Я был в клинике. Сидел в палате рядом с пациентом, который меня куда-то звал, а я говорил, что не могу. Он потянул за руку. Я встал, но почувствовал, что меня за другую руку, сидя на кровати, держит Оля. Я спросил, что она делает в клинике, а она ответила, что я ее довел до такого состояния своим намерением исчезнуть из ее жизни. Мне хотелось успокоить Олю, но меня очень сильно потянуло в сторону пациента. Когда я посмотрел на источник тянущей силы, то увидел черного демона, от которого исходила копоть, оставляя черный след на потолке. Я захотел высвободиться, но не смог. Демон сказал, что она меня ждет и что я должен идти к ней, хочу я этого или нет, а затем с чудовищной силой потянул меня из палаты по коридору. Я пытался цепляться за все, что можно, но либо вещи падали и тянулись за мной, либо мне не хватало сил удержаться, поскольку организм начинало разрывать в суставах. Он продолжал тянуть за руку, а я то вставал, упираясь ногами и катясь вслед за ним, то падал и все равно катился. Демон был очень силен и не замечал моего противостояния. Затащив меня в подвальное помещение, он отпустил мою руку и бросил в ноги кувалду. Я начал бить в указанное демоном место на стене. Кирпичи высыпались в пространство за стеной. За кладкой находилась какая-то лаборатория, которая казалась мне знакомой. В центре стояла кровать, над ней висел хирургический светильник. Я вступил внутрь и… сон прервался. Я проснулся.

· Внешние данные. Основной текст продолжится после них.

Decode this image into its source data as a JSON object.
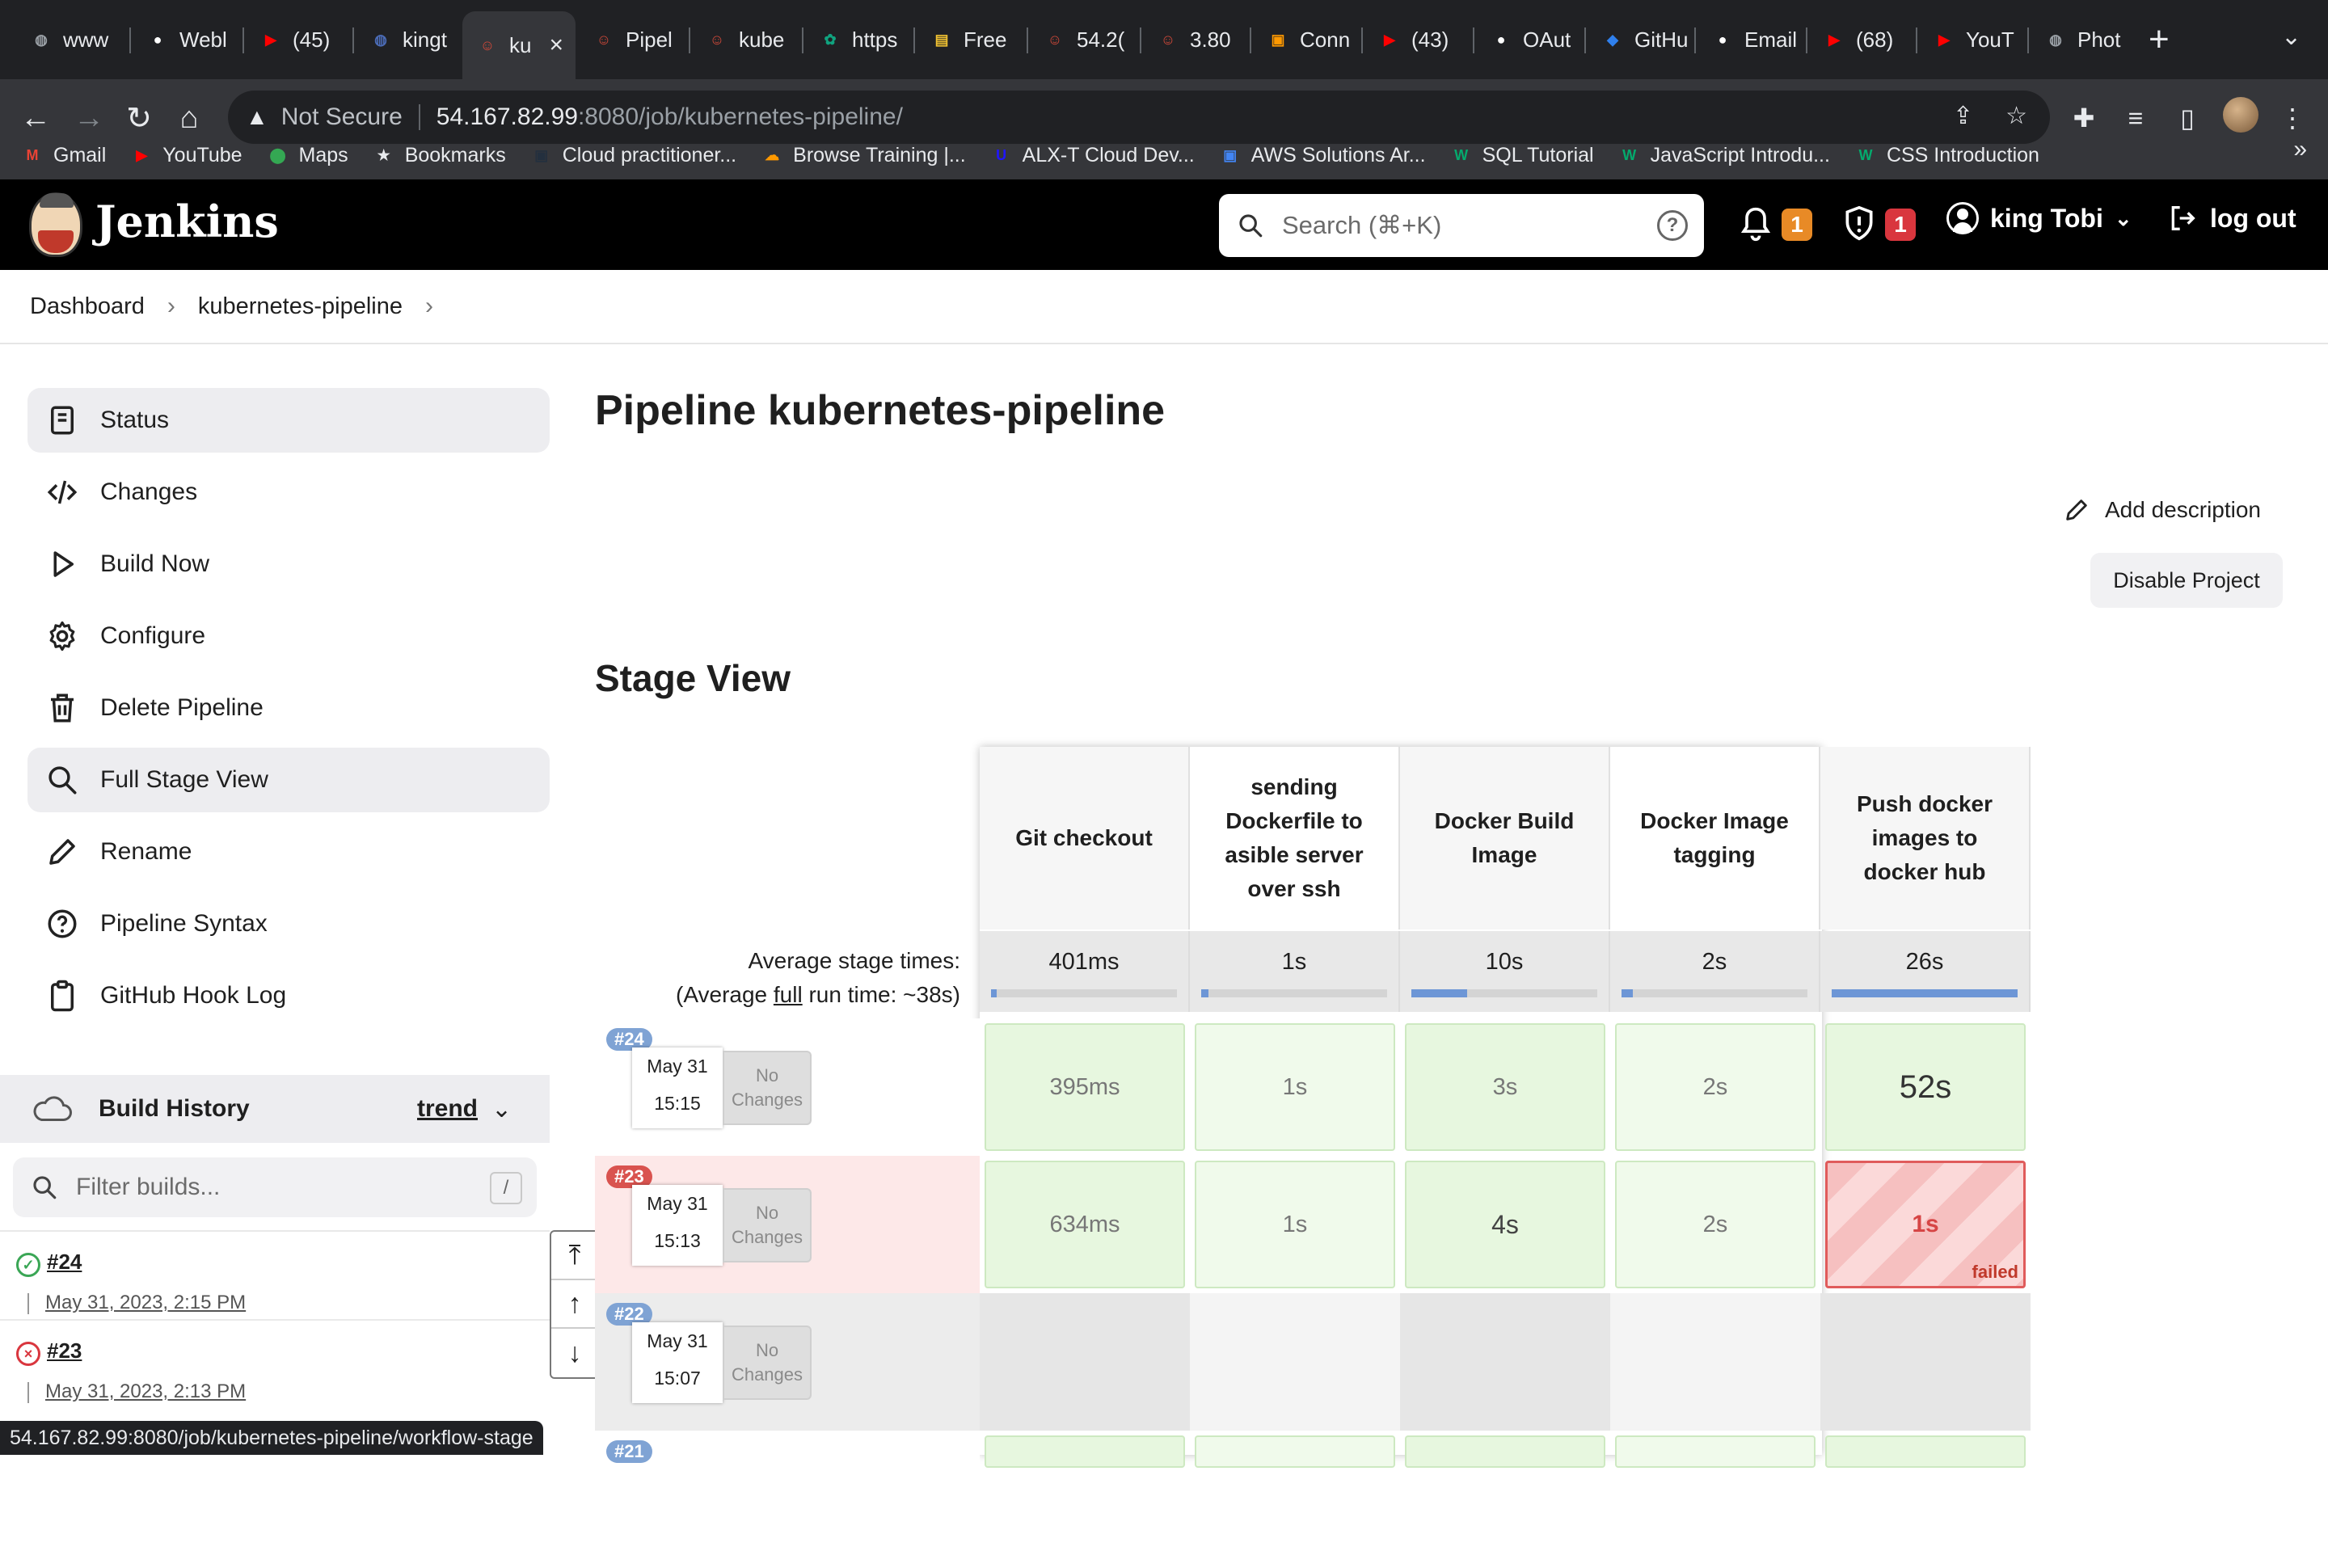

В окна заглядывал усталый вечер. Перед тем, как спуститься, я принял таблетки, лежащие в тумбочке, чтобы после еды снова поспать, поскольку не хотел сбивать режим сна и бодрствования. Спускаясь по лестнице на первый этаж, услышал голоса, доносящиеся с кухни. Пока шел, думал о включенном телевизоре, но, подойдя ближе, увидел своих детей, которые что-то заинтересованно обсуждали с Олей. Не решаясь зайти на кухню из-за незнания, как себя с ними вести, я остановился и оперся плечом о стену. Оля прервалась, увидев меня. Заулыбалась. В ответ улыбнулся и я, держа на груди скрещенные руки. Дети обернулись.